I used to go out to the edge of the yard where we had a tire swing hanging from a huge old oak tree. It felt far away from everyone, and I would swing and make up songs for hours.
It seemed like hours, all alone, the lift and fall of the swing, the almost dizzy feeling, the disconnect, and the singing.
One day I heard our sweet old neighbor tell my Mom, “I just love hearing Annie sing her little songs out there in the swing….”
I wasn’t alone.
I was heard, and seen, and what I thought was private was in full view and hearing of a neighbor I barely knew. I felt violated, embarrassed. Ashamed.
I remember the next day I went back out to the swing and just kind of sat there. I knew I wasn’t alone, and I was stuck in that knowledge, stuck in self-consciousness, stuck in awareness.
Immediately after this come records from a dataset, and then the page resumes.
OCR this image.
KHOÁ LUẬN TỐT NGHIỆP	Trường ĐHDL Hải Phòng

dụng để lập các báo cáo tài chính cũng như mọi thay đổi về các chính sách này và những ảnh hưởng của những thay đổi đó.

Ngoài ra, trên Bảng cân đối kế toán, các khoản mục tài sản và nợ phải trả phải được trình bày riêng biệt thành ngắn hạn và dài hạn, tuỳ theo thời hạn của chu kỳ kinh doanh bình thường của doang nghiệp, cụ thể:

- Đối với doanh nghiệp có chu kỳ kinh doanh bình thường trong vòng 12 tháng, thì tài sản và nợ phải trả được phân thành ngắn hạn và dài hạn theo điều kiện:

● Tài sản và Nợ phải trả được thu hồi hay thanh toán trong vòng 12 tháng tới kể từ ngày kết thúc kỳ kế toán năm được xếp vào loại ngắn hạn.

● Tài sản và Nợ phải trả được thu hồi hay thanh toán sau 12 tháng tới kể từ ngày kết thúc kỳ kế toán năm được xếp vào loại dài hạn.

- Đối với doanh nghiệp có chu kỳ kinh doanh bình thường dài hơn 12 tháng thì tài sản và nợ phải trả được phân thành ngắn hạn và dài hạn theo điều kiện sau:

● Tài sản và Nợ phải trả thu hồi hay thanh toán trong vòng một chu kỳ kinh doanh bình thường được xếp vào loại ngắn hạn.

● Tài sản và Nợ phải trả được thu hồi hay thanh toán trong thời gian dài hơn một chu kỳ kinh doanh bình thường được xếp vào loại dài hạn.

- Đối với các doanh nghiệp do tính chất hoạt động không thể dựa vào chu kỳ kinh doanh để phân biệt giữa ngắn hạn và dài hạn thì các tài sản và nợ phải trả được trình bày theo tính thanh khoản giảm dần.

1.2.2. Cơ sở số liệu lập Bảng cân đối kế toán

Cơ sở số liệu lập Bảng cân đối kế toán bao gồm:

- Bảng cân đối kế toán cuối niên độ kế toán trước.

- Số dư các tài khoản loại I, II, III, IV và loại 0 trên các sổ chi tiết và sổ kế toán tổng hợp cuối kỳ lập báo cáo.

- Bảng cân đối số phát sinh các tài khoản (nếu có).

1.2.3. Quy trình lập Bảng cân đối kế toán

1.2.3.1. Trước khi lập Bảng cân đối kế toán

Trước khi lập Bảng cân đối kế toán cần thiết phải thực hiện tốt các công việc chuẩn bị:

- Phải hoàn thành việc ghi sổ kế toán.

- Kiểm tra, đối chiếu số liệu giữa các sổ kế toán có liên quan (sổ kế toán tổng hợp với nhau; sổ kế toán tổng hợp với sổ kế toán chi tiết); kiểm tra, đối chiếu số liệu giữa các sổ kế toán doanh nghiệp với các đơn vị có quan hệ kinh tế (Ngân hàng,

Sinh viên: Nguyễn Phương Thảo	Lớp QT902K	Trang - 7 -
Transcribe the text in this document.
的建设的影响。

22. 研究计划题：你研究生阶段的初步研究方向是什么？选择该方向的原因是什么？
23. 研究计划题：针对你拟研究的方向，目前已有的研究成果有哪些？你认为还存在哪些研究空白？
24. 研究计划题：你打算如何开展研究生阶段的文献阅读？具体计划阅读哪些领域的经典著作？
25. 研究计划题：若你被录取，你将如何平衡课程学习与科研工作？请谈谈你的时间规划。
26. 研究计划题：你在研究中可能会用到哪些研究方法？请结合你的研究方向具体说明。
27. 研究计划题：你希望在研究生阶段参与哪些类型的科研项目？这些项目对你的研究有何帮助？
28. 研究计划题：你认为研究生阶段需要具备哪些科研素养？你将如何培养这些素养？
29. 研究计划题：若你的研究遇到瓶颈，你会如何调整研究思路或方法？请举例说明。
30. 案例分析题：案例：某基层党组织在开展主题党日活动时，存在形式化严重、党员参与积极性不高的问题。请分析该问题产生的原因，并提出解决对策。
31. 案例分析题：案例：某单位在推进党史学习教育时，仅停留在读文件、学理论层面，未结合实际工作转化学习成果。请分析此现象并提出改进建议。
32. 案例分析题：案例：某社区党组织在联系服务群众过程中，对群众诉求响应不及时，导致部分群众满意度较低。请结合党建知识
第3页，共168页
It took me five minutes or so before I decided that being embarrassed was worth the feeling of singing, swinging, and being myself. I decided to pretend I was alone, and pretty soon I felt alone again, and I was free.
Many times we don’t appreciate the feeling of aloneness.
But there’s a freedom in being alone.
There’s also a freedom in feeling secure enough to act as we want to act, do what we want to do, be who we really are, whether we are alone or surrounded by people.
I mean, maybe keep your clothes on?
But go ahead and sing your little songs.